In 2010, the Jagemanns attended a pet exposition in Edison and Macy was the belle of the ball, they said.

“People kept telling me what a calm, nice dog we had, and that she was a perfect ambassador to the breed,” Jagemann said.

Two weeks later he woke early one morning with an idea for a story about Macy, and quickly wrote out half the story of a lonely dog in search of a family to love.

He connected with the self-publishing website Lulu.com, which worked with him to bring his story to life with illustrations of Macy, and a book was born. Jagemann said he will donate part of the proceeds from the book to Pet Rescue of Mercer.

To purchase the book, visit www.lulu.com and search for “Macy the Lonely Pit Bull.”

To help Pet Rescue of Mercer or to find out more about the organization, visit www.petrescueofmercer.org.

By Michele Angermiller/For The Times
Photos by Martin Griff / The Times of Trenton


  1. Thanks for getting the word out to what a joy this breed is to families. We are getting another rescue dog on Saturday. I've never seen dogs that are so into kids. You don't hear about that in the mainstream! They are also loving and are great clowns. Oh and I believed the hype until family members started getting their pitties. The dogs had to change my mind and now I'll never anything but beautiful pit bulls. Oh mine is American Staffordshire since our landlord doesn't rent to pit bulls. Fifty percent of the people here have pitties. Ignorance is bliss I guess.

  2. walking here with a smile. take care.. have a nice day ~ =D

    http://www.lonelyreload.com (A Growing Teenager Diary) ..

  3. Thank you for rescuing Macy.

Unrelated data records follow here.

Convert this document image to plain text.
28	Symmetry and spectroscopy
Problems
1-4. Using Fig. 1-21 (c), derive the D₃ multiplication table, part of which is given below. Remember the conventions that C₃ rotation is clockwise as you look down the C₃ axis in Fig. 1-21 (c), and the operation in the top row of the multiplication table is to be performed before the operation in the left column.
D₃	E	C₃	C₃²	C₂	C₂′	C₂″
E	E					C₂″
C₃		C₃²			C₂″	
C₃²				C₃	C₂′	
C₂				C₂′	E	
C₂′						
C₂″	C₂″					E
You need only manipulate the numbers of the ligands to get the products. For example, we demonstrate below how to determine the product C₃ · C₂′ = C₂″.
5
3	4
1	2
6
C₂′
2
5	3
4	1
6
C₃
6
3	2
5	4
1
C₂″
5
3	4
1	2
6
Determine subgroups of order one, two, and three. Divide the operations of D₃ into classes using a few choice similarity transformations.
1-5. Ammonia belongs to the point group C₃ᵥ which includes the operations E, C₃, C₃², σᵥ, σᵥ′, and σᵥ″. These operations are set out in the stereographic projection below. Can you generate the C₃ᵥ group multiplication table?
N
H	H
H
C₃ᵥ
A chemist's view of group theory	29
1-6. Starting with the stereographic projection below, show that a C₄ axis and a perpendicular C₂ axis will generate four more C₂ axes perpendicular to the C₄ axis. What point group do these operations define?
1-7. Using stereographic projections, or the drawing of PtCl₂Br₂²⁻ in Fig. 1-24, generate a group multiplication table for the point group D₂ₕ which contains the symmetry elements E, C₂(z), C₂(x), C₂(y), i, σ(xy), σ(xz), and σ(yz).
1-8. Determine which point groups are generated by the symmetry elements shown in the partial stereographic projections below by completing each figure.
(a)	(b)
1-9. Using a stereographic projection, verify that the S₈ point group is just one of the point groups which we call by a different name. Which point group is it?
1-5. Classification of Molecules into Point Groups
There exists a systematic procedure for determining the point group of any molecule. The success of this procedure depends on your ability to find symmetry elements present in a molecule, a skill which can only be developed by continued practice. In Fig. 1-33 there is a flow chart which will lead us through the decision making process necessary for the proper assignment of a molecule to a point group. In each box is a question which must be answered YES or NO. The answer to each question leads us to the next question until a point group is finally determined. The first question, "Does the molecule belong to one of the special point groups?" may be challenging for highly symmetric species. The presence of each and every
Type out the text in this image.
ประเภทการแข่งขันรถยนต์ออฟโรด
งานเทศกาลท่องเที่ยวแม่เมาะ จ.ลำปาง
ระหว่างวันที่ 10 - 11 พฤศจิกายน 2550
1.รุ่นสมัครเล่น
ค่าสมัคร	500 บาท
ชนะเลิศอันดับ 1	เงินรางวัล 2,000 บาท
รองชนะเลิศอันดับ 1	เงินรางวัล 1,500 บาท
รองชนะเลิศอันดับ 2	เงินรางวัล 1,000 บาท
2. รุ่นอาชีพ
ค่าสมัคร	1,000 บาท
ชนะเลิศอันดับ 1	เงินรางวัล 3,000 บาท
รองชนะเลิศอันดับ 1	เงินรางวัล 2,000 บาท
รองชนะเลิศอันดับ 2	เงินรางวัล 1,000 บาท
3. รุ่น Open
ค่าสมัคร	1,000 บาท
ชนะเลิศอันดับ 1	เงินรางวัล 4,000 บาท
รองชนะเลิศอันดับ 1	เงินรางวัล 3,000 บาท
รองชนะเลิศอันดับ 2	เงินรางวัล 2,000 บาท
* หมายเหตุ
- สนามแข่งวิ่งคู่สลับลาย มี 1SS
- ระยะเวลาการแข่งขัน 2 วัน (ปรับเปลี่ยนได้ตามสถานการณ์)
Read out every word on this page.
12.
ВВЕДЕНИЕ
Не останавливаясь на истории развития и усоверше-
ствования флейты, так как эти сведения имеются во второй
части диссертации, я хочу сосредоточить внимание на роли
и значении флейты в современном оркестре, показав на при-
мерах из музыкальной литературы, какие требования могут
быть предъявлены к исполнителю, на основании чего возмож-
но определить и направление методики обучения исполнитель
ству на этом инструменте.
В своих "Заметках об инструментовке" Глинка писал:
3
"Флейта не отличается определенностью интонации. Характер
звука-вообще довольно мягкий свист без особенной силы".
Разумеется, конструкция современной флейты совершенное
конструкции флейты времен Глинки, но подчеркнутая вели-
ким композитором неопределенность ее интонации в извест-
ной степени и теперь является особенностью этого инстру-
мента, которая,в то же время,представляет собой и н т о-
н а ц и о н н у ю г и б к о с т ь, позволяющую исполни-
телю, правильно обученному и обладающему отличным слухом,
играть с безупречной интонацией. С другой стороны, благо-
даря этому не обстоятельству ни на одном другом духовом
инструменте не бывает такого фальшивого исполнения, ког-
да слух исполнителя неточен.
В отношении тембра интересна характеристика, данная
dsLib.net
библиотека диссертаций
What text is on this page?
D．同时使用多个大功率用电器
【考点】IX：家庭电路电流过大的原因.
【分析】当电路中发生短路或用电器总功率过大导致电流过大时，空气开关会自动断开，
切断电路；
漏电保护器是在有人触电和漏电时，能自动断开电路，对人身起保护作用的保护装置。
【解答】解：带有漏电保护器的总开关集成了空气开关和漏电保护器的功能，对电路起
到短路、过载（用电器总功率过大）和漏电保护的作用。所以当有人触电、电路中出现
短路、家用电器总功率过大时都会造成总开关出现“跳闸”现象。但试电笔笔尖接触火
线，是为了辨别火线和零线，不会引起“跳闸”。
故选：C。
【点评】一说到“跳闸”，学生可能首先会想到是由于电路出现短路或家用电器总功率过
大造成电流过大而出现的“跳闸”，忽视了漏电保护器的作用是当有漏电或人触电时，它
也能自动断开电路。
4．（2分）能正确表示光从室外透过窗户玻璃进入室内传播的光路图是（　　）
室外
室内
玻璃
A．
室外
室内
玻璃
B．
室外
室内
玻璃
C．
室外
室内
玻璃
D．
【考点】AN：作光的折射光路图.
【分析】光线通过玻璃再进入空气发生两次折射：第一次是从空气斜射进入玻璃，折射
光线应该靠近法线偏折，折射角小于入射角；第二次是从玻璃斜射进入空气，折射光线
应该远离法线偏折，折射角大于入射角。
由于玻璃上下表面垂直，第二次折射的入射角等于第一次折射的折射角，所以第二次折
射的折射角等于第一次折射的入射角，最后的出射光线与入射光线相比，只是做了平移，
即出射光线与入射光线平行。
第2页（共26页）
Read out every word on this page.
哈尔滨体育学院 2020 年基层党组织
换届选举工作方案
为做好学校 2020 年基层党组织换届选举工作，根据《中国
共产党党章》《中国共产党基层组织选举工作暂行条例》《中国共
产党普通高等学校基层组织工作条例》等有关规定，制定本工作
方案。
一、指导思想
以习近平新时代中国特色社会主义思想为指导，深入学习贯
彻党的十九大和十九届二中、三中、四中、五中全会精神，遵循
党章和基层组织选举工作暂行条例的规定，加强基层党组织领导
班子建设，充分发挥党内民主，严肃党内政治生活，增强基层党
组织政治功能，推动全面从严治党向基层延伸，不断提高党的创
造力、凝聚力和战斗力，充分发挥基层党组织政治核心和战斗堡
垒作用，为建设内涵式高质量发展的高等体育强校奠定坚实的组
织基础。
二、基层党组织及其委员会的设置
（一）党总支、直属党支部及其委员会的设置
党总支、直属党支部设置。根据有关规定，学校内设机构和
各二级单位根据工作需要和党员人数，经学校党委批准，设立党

I have two pit bulls. Ruby, the female, we've had since she was 5 weeks old. She's loving and gentle, and we also get compliments on how she's a great ambassador for the breed. Chevy, our male, was a rescue. We also think he was a bait dog because he has scars on his backside and snout, and the tip of one of his ears was cut off. He's also a wonderful dog, very friendly, but a bit skittish around other dogs, especially if they're aggressive.

    We're live aboard a boat (www.trawlerdriftaway.blogspot.com), and as we travel our pits spread good will to anyone willing to give them a chance. Thank you for also getting out the good word on pits.

  4. This story reminds me of my pit bull. She and her mother were left outside in the cold in a crate to starve and die. Everyone was afraid of her when I brought her home. Now my entire family would not know what to do without her. She is the most lovable dog with an amazingly sweet disposition. When she was younger I used to take her to nursing homes. She's a great dog. It really is a shame that people use these dogs to do bad and cause them such discrimination. I think it is wonderful to see people out there working to change the stigma.